Simultaneous bilateral total knee arthroplasty (TKA) with prolonged tourniquet time has the potential to trigger ischemia-reperfusion injury, which can adversely affect knee function. Studies suggest that the magnitude of injury is less if it occurs following an ischemic event which takes place in another part of the body, known as ischemic preconditioning (IPC). The purpose of this study was to investigate the impact of oxidative stress on muscle injury and knee function and to elucidate if potential IPC effect can attenuate ischemia-reperfusion injury metabolites and prevent poor functional outcomes in single-stage bilateral TKA.
Thirty patients who underwent single-stage bilateral TKA under tourniquet were enrolled in the study. All procedures were initiated from the right limb. Upon completion of the procedure, the left tourniquet was inflated 20 minutes after the first tourniquet was deflated. The tourniquet time was noted. Pre- and postoperative levels of malondialdehyde (MDH), creatine kinase (CK), and lactate dehydrogenase (LDH) were evaluated. Knee function was assessed postoperatively at 1 month using WOMAC score.
Postoperative levels of MDH, CK, and LDH were significantly increased in both extremities compared to preoperative levels. Serum MDH, CK, and LDH levels were not found to be correlated with tourniquet time for either extremity.
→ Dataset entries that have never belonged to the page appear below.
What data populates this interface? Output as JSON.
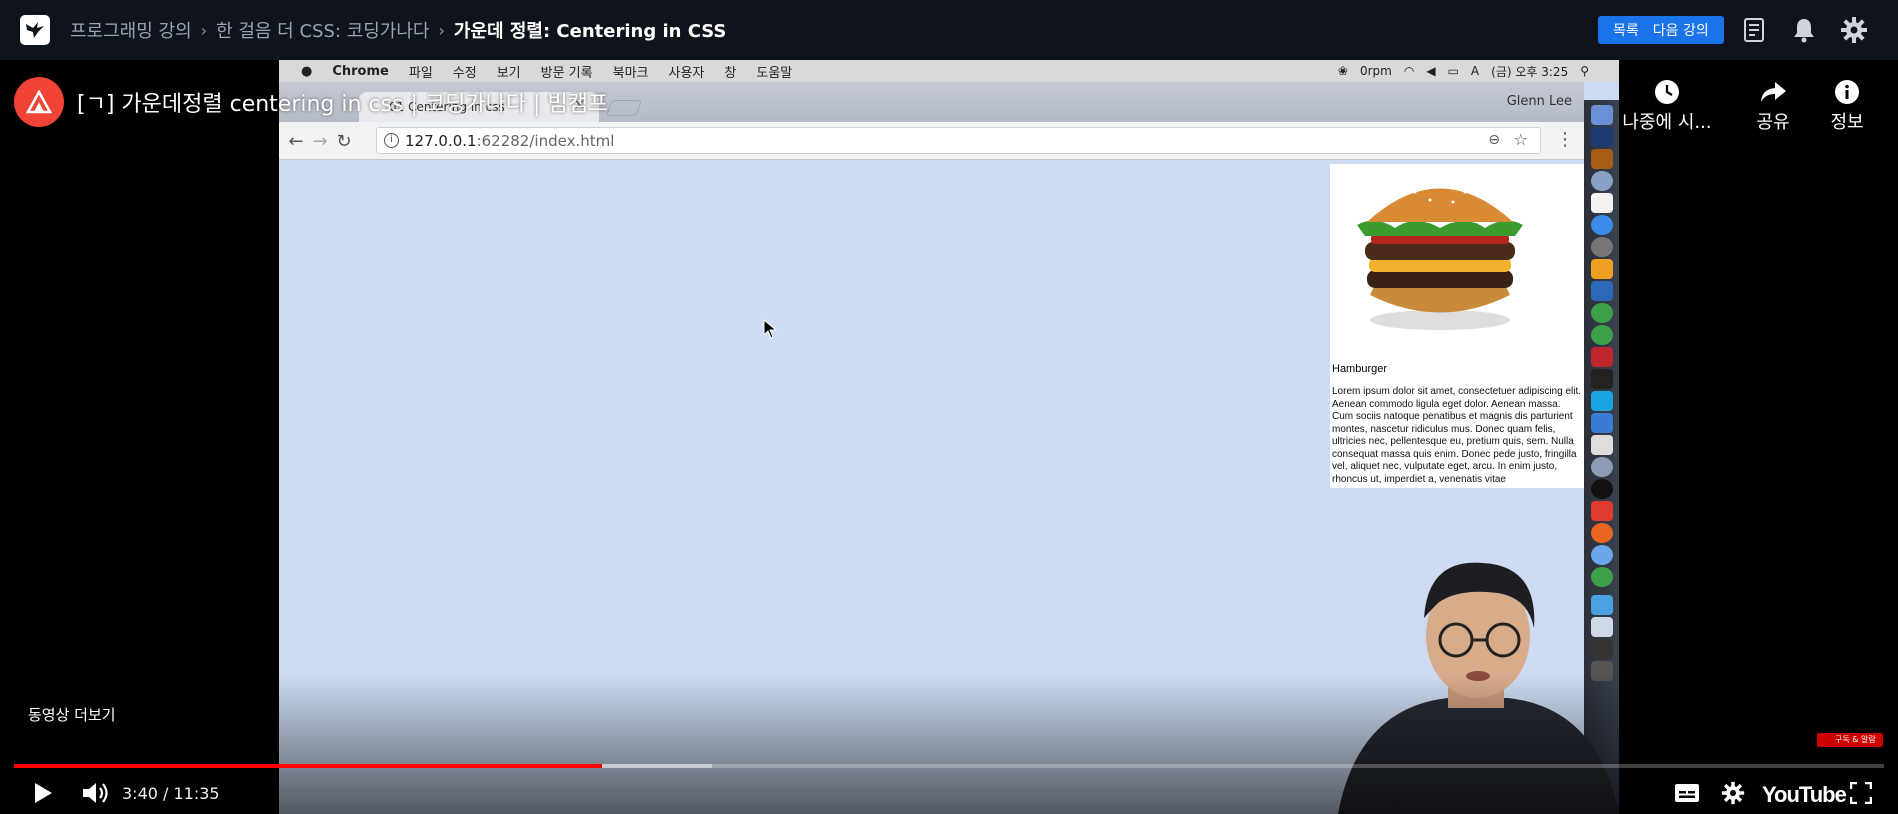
{
  "breadcrumb": {
    "items": [
      "프로그래밍 강의",
      "한 걸음 더 CSS: 코딩가나다",
      "가운데 정렬: Centering in CSS"
    ]
  },
  "topbar": {
    "list_label": "목록",
    "next_label": "다음 강의"
  },
  "video": {
    "title": "[ㄱ] 가운데정렬 centering in css | 코딩가나다 | 빔캠프",
    "actions": {
      "watch_later": "나중에 시...",
      "share": "공유",
      "info": "정보"
    },
    "more_videos": "동영상 더보기",
    "time_current": "3:40",
    "time_total": "11:35",
    "time_sep": " / ",
    "progress": 0.3147,
    "buffered": 0.3734,
    "youtube_logo": "YouTube",
    "subscribe_badge": "구독 & 알람"
  },
  "mac": {
    "menu": [
      "Chrome",
      "파일",
      "수정",
      "보기",
      "방문 기록",
      "북마크",
      "사용자",
      "창",
      "도움말"
    ],
    "status": {
      "rpm": "0rpm",
      "clock": "(금) 오후 3:25",
      "input": "A"
    }
  },
  "browser": {
    "tab_title": "01 Centering in css",
    "profile": "Glenn Lee",
    "url_host": "127.0.0.1",
    "url_rest": ":62282/index.html"
  },
  "page": {
    "card_title": "Hamburger",
    "card_text": "Lorem ipsum dolor sit amet, consectetuer adipiscing elit. Aenean commodo ligula eget dolor. Aenean massa. Cum sociis natoque penatibus et magnis dis parturient montes, nascetur ridiculus mus. Donec quam felis, ultricies nec, pellentesque eu, pretium quis, sem. Nulla consequat massa quis enim. Donec pede justo, fringilla vel, aliquet nec, vulputate eget, arcu. In enim justo, rhoncus ut, imperdiet a, venenatis vitae"
  },
  "colors": {
    "accent": "#1a73e8",
    "progress": "#ff0000",
    "page_bg": "#cddcf3",
    "topbar": "#0f141c"
  }
}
Compared to the left extremity, the right extremity revealed increased postoperative oxidative stress, which was indicated by elevated serum MDH, CK, and LDH levels. Although tourniquet time and postoperative serum MDH, CK, and LDH levels were not found to be correlated with WOMAC index in either knee, the average change in WOMAC score at 1 month postoperatively was found to be higher in the left knee compared to the right.
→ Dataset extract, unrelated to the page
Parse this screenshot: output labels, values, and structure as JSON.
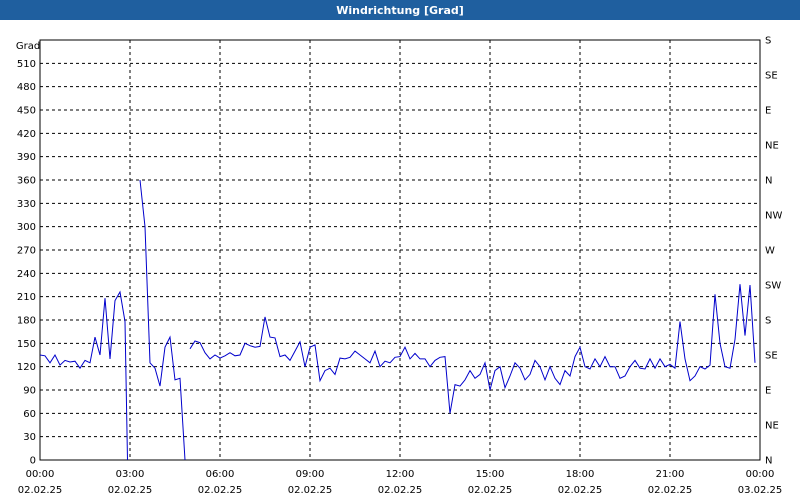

The biochemical and functional outcomes can be attributed to potential IPC effect. During bilateral TKA, a 20-minute interval between tourniquets can create IPC effect and attenuate the magnitude of ischemia-reperfusion injury, preserving better functional outcomes.
同时进行双侧全膝关节置换术(TKA)且止血带使用时间延长有可能引发缺血再灌注损伤,这会对膝关节功能产生不利影响。研究表明,如果在身体其他部位发生缺血事件(即缺血预处理,IPC)之后再发生缺血再灌注损伤,其损伤程度会减轻。本研究的目的是调查氧化应激对肌肉损伤和膝关节功能的影响,并阐明潜在的IPC效应是否能够减轻缺血再灌注损伤代谢产物并防止单阶段双侧TKA出现功能不良结局。
30例接受止血带辅助下单阶段双侧TKA的患者纳入本研究。所有手术均从右下肢开始。手术完成后,在第一个止血带放气20分钟后给左止血带充气。记录止血带使用时间。评估术前和术后丙二醛(MDH)、肌酸激酶(CK)和乳酸脱氢酶(LDH)水平。术后1个月使用WOMAC评分评估膝关节功能。
与术前水平相比,双侧肢体术后MDH、CK和LDH水平均显著升高。未发现任一肢体的血清MDH、CK和LDH水平与止血带使用时间相关。与左下肢相比,右下肢术后氧化应激增加,表现为血清MDH、CK和LDH水平升高。虽然未发现止血带使用时间和术后血清MDH、CK和LDH水平与任一膝关节的WOMAC指数相关,但发现术后1个月左膝关节的WOMAC评分平均变化高于右膝关节。
生化和功能结局可归因于潜在的IPC效应。在双侧TKA期间,止血带之间间隔20分钟可产生IPC效应并减轻缺血再灌注损伤程度,从而保留更好的功能结局。